Картину экономической и социальной катастрофы дополнял произвол представителей власти — постоянные обыски и аресты реальных и мнимых врагов Советов, пытки и расстрелы в ЧК. Характерно, что банды грабителей нередко представлялись чекистами и так «обносили» дома. Да и подлинные чекисты не брезговали… Потом ходил анекдот: чекисты на обыске у профессора конфискуют его вещи. Один из них сжалился и оставляет пару ботинок: «Только вы, пожалуйста, никому об этом моём послаблении не рассказывайте». Профессор: «Если и расскажу, всё равно никто не поверит». В страхе перед красным террором представители интеллигенции и офицерства покидали город.
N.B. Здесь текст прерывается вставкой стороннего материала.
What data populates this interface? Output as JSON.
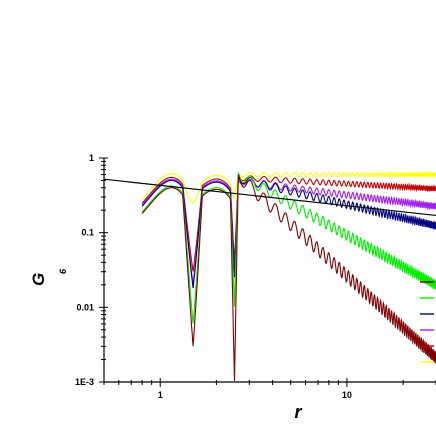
{
  "chart_data": {
    "type": "line",
    "title": "",
    "xlabel": "r",
    "ylabel": "G",
    "ylabel_subscript": "6",
    "xscale": "log",
    "yscale": "log",
    "xlim": [
      0.5,
      30
    ],
    "ylim": [
      0.001,
      1
    ],
    "x_ticks": [
      {
        "value": 1,
        "label": "1"
      },
      {
        "value": 10,
        "label": "10"
      }
    ],
    "y_ticks": [
      {
        "value": 1,
        "label": "1"
      },
      {
        "value": 0.1,
        "label": "0.1"
      },
      {
        "value": 0.01,
        "label": "0.01"
      },
      {
        "value": 0.001,
        "label": "1E-3"
      }
    ],
    "legend_placement": "right (color swatches only, no labels)",
    "grid": false,
    "fit_line": {
      "color": "#000000",
      "points": [
        [
          0.5,
          0.52
        ],
        [
          30,
          0.17
        ]
      ]
    },
    "series": [
      {
        "color": "#FFFF00",
        "decay": 0.0,
        "level": 0.6,
        "first_peak": 0.62,
        "min1": 0.25,
        "min2": 0.3,
        "ripple": 0.06
      },
      {
        "color": "#C00000",
        "decay": 0.14,
        "level": 0.55,
        "first_peak": 0.55,
        "min1": 0.03,
        "min2": 0.04,
        "ripple": 0.08
      },
      {
        "color": "#A020F0",
        "decay": 0.32,
        "level": 0.5,
        "first_peak": 0.52,
        "min1": 0.02,
        "min2": 0.03,
        "ripple": 0.1
      },
      {
        "color": "#000080",
        "decay": 0.6,
        "level": 0.55,
        "first_peak": 0.5,
        "min1": 0.018,
        "min2": 0.025,
        "ripple": 0.12
      },
      {
        "color": "#00EE00",
        "decay": 1.4,
        "level": 0.65,
        "first_peak": 0.42,
        "min1": 0.006,
        "min2": 0.01,
        "ripple": 0.16
      },
      {
        "color": "#800000",
        "decay": 2.3,
        "level": 0.65,
        "first_peak": 0.4,
        "min1": 0.003,
        "min2": 0.001,
        "ripple": 0.2
      }
    ],
    "x_start": 0.8,
    "x_min1": 1.5,
    "x_min2": 2.5
  }
}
Уже упомянутая Н. Кривошеина заметила в мемуарах, что был момент во время наступления Юденича, когда нужен был только ясный сигнал к восстанию, «выстрел» — «у петроградских жителей оставалось ещё немало оружия, и в душе многие только и ждали этого выстрела». Так что надежды Юденича не были напрасны.

Положение жителей Петрограда не оставляло сомнений — белые найдут в городе массовую поддержку. Тот факт, что эти надежды не реализовались, можно отнести на счёт исторической случайности, ведь пройди белые ещё всего несколько километров вперёд, и мятеж мог бы вымести красных из Петрограда.

В военной истории часто судьбу битвы и всей войны решает какая-то мелочь — несколько сотен метров, например, или настроение и прихоти отдельных офицеров. Множество мелких деталей, решений и проблем, каждую из которых в отдельности можно было преодолеть, в сумме сложились в поражение Юденича. Петроград остался советским. А петроградцы начали очень постепенно возвращаться домой в 1921 г. Дореволюционной численности город достиг только в первой половине 1930-х гг.